En réalité, il convient de souligner qu’en plus de 10 ans d’existence, les FAI n’ont pas réellement réussi à atteindre leur vitesse de croisière en raison de la configuration de l’écosystème où les opérateurs globaux compétissent avec eux dans leur unique segment de marché, l’Internet fixe. De plus, ne disposant pas de leur propre infrastructure de transport, ils dépendent exclusivement de celle des opérateurs globaux.
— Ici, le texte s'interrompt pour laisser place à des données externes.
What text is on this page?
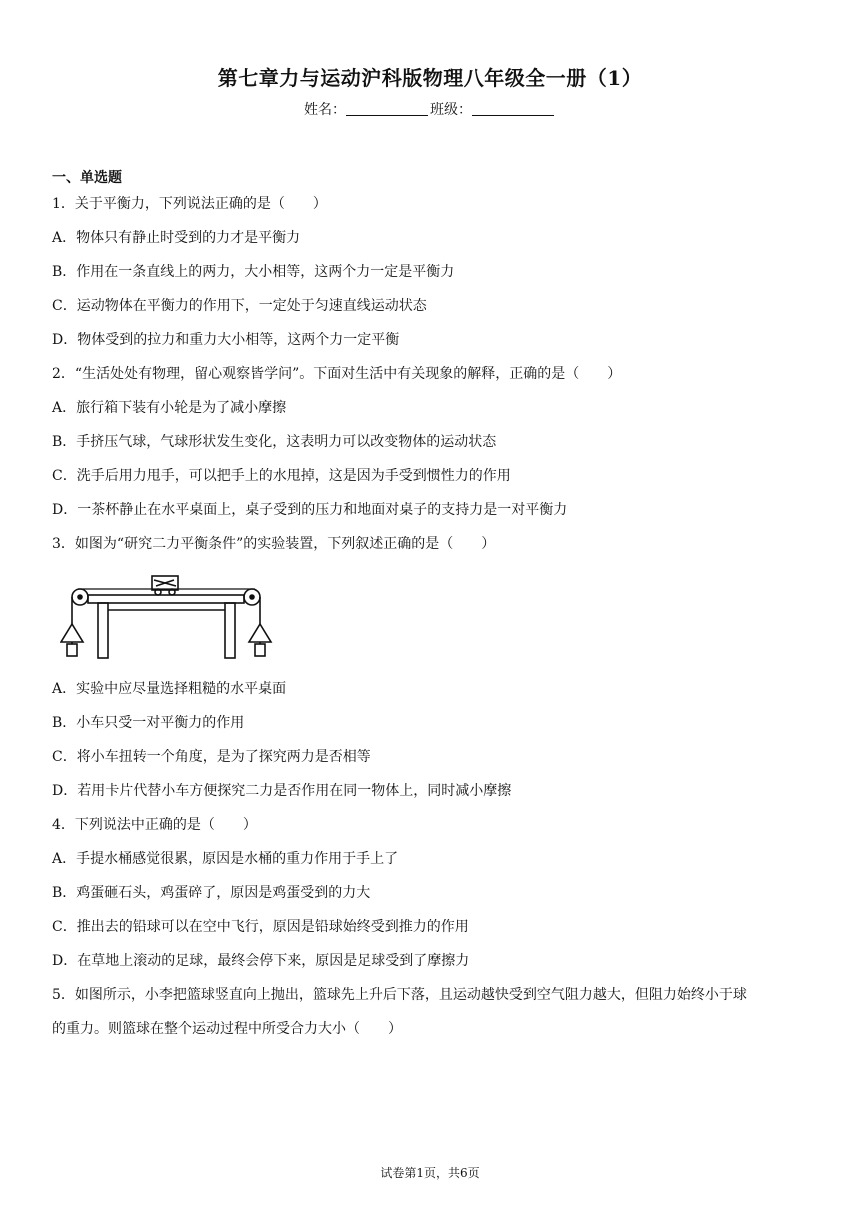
第七章力与运动沪科版物理八年级全一册（1）
姓名：	班级：
一、单选题
1．关于平衡力，下列说法正确的是（　　）
A．物体只有静止时受到的力才是平衡力
B．作用在一条直线上的两力，大小相等，这两个力一定是平衡力
C．运动物体在平衡力的作用下，一定处于匀速直线运动状态
D．物体受到的拉力和重力大小相等，这两个力一定平衡
2．“生活处处有物理，留心观察皆学问”。下面对生活中有关现象的解释，正确的是（　　）
A．旅行箱下装有小轮是为了减小摩擦
B．手挤压气球，气球形状发生变化，这表明力可以改变物体的运动状态
C．洗手后用力甩手，可以把手上的水甩掉，这是因为手受到惯性力的作用
D．一茶杯静止在水平桌面上，桌子受到的压力和地面对桌子的支持力是一对平衡力
3．如图为“研究二力平衡条件”的实验装置，下列叙述正确的是（　　）
A．实验中应尽量选择粗糙的水平桌面
B．小车只受一对平衡力的作用
C．将小车扭转一个角度，是为了探究两力是否相等
D．若用卡片代替小车方便探究二力是否作用在同一物体上，同时减小摩擦
4．下列说法中正确的是（　　）
A．手提水桶感觉很累，原因是水桶的重力作用于手上了
B．鸡蛋砸石头，鸡蛋碎了，原因是鸡蛋受到的力大
C．推出去的铅球可以在空中飞行，原因是铅球始终受到推力的作用
D．在草地上滚动的足球，最终会停下来，原因是足球受到了摩擦力
5．如图所示，小李把篮球竖直向上抛出，篮球先上升后下落，且运动越快受到空气阻力越大，但阻力始终小于球
的重力。则篮球在整个运动过程中所受合力大小（　　）
试卷第1页，共6页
Cette situation crée une forte dépendance et ne favorise pas une bonne compétitivité des FAI. Bien que quelques mesures d’assouplissement relatives aux tarifs d’interconnexion aient été prises par le passé, elles demeurent toutefois très insuffisantes pour permettre le décollage des FAI et rendre l’écosystème plus dynamique et plus responsif aux demandes des populations.

Arona DIALLO
Spécialiste en Réseaux et Services des Télécommunications,
Infrastructures Datacenter et Gestion de Projet
arona.diallo@gmail.com
https://www.linkedin.com/in/arona-diallo-85149751/

(Source : Le Soleil, 16 mars 2026)


[1] Le FAI #AFRICAACCESS, après plus de 10 ans, n’est toujours pas opérationnel et nous ignorons si son autorisation demeure encore valide.